Japan Geoscience Union Meeting 2023

Presentation information

[J] Online Poster

A (Atmospheric and Hydrospheric Sciences ) » A-AS Atmospheric Sciences, Meteorology & Atmospheric Environment

[A-AS08] Weather, Climate, and Environmental Science Studies using High-Performance Computing

Mon. May 22, 2023 1:45 PM - 3:15 PM Online Poster Zoom Room (1) (Online Poster)

convener:Hisashi Yashiro(National Institute for Environmental Studies), Tomoki Miyakawa(Atmosphere and Ocean Research Institute, The University of Tokyo), Chihiro Kodama(Japan Agency for Marine-Earth Science and Technology), Shigenori Otsuka(RIKEN Center for Computational Science)


On-site poster schedule(2023/5/21 17:15-18:45)

1:45 PM - 3:15 PM

[AAS08-P02] Toward 3D precipitation nowcasting by fusing NWP-DA-AI: application of adversarial training

*Shigenori Otsuka1, Takemasa Miyoshi1 (1.RIKEN Center for Computational Science)

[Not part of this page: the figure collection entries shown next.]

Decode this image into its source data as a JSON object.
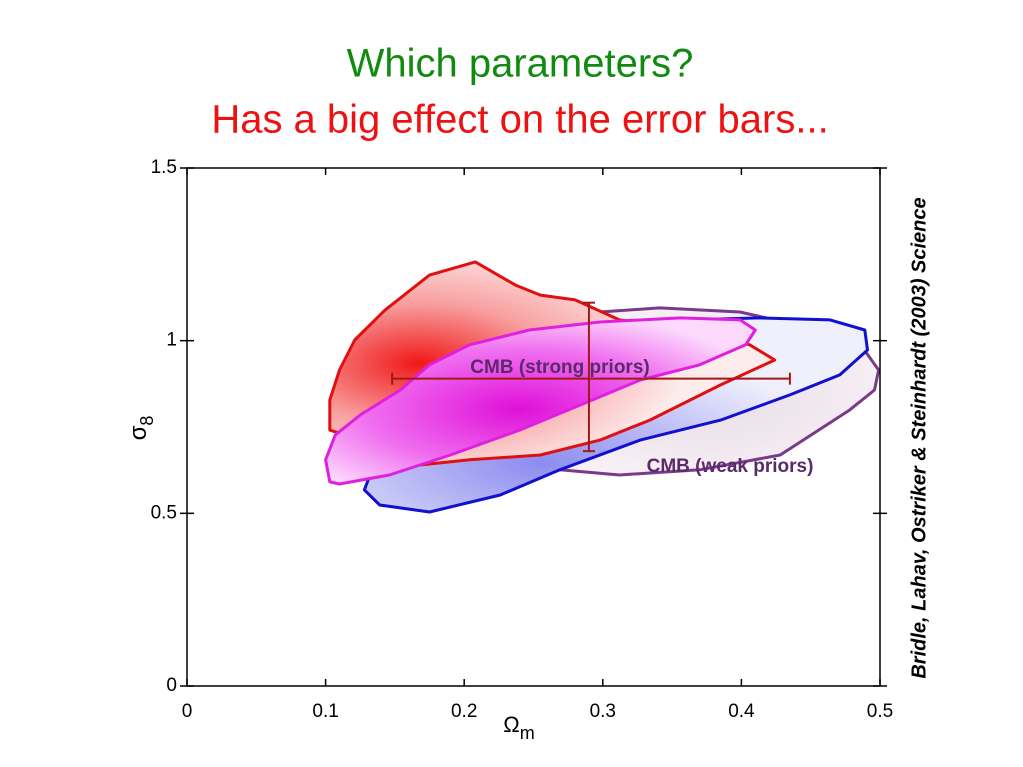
{
  "chart_data": {
    "type": "contour",
    "title": "Which parameters?",
    "subtitle": "Has a big effect on the error bars...",
    "citation": "Bridle, Lahav, Ostriker & Steinhardt (2003) Science",
    "xlabel": {
      "symbol": "Ω",
      "subscript": "m"
    },
    "ylabel": {
      "symbol": "σ",
      "subscript": "8"
    },
    "xlim": [
      0,
      0.5
    ],
    "ylim": [
      0,
      1.5
    ],
    "xticks": [
      0,
      0.1,
      0.2,
      0.3,
      0.4,
      0.5
    ],
    "yticks": [
      0,
      0.5,
      1,
      1.5
    ],
    "series": [
      {
        "name": "CMB (weak priors)",
        "color": "#7a3a8a",
        "x": [
          0.269,
          0.312,
          0.37,
          0.428,
          0.478,
          0.496,
          0.499,
          0.486,
          0.457,
          0.399,
          0.341,
          0.298,
          0.269,
          0.255
        ],
        "y": [
          0.626,
          0.611,
          0.626,
          0.669,
          0.799,
          0.857,
          0.915,
          0.988,
          1.031,
          1.083,
          1.095,
          1.083,
          0.944,
          0.741
        ]
      },
      {
        "color": "#1010d0",
        "x": [
          0.128,
          0.139,
          0.175,
          0.226,
          0.269,
          0.327,
          0.385,
          0.435,
          0.471,
          0.491,
          0.489,
          0.464,
          0.413,
          0.363,
          0.298,
          0.226,
          0.168,
          0.132
        ],
        "y": [
          0.568,
          0.524,
          0.504,
          0.553,
          0.626,
          0.712,
          0.77,
          0.843,
          0.901,
          0.973,
          1.031,
          1.06,
          1.066,
          1.06,
          1.002,
          0.828,
          0.683,
          0.611
        ]
      },
      {
        "color": "#e01010",
        "x": [
          0.103,
          0.103,
          0.11,
          0.121,
          0.143,
          0.175,
          0.208,
          0.237,
          0.255,
          0.28,
          0.312,
          0.37,
          0.406,
          0.424,
          0.385,
          0.334,
          0.298,
          0.255,
          0.204,
          0.168,
          0.125
        ],
        "y": [
          0.741,
          0.828,
          0.915,
          1.002,
          1.089,
          1.19,
          1.228,
          1.161,
          1.132,
          1.118,
          1.06,
          1.031,
          0.988,
          0.944,
          0.872,
          0.77,
          0.712,
          0.669,
          0.655,
          0.64,
          0.712
        ]
      },
      {
        "name": "CMB (strong priors)",
        "color": "#e020e0",
        "x": [
          0.103,
          0.1,
          0.107,
          0.125,
          0.154,
          0.175,
          0.204,
          0.247,
          0.298,
          0.356,
          0.399,
          0.41,
          0.403,
          0.37,
          0.327,
          0.284,
          0.24,
          0.19,
          0.146,
          0.11
        ],
        "y": [
          0.591,
          0.655,
          0.727,
          0.785,
          0.857,
          0.93,
          0.988,
          1.031,
          1.054,
          1.066,
          1.06,
          1.031,
          0.988,
          0.93,
          0.886,
          0.814,
          0.741,
          0.669,
          0.611,
          0.585
        ]
      }
    ],
    "errorbar": {
      "color": "#a01818",
      "x": 0.29,
      "y": 0.89,
      "xlow": 0.148,
      "xhigh": 0.435,
      "ylow": 0.68,
      "yhigh": 1.11
    }
  }
}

Keywords:deep learning, data assimilation, numerical weather prediction, precipitation, nowcast

Recent advances of deep learning allowed us to seek for new algorithms to predict precipitation based on past observations by weather radars. On the other hand, high-end supercomputers enabled us to perform “big data assimilation,” rapid-update numerical weather predictions at high spatiotemporal resolution by assimilating dense and frequent observations such as the Phased Array Weather Radar (PAWR) (e.g., Miyoshi et al. 2016a,b, Honda et al. 2022a,b). Nevertheless, neither deep learning nor big data assimilation is perfect. In conventional precipitation nowcasting, blending of numerical weather prediction and extrapolation-based nowcasting is known to be better than either of these (e.g., Sun et al. 2014). Therefore, even in the era of deep learning and big data assimilation, combining these two cutting-edge technologies is a reasonable choice.
We have been testing a convolutional long short-term memory (ConvLSTM, Shi et al. 2015)-based neural network. Recently, an adversarial training is considered a promising technique for deep learning-based precipitation nowcasting to avoid blurring effect (Ravuri et al. 2021). Therefore, we applied an adversarial training to a three-dimensional extension of ConvLSTM with PAWR.
PAWR observations are converted to a Cartesian mesh at 250-m resolution. Data with rainy pixels are cropped to 64 x 64 x 32, and past 5 steps with a time interval of 30 seconds are fed to the network. Future 20 steps, i.e., forecasts every 30 seconds up to 10 minutes lead, are generated by the network, and an adversarial loss and a pixelwise loss are computed.
Preliminary results indicate that the use of adversarial loss increases small-scale features compared to the training without the adversarial loss. However, threat scores did not change much between the training with and without the adversarial loss. In future, a numerical weather prediction output will be fed to the network to combine it with a deep learning-based prediction in a nonlinear manner.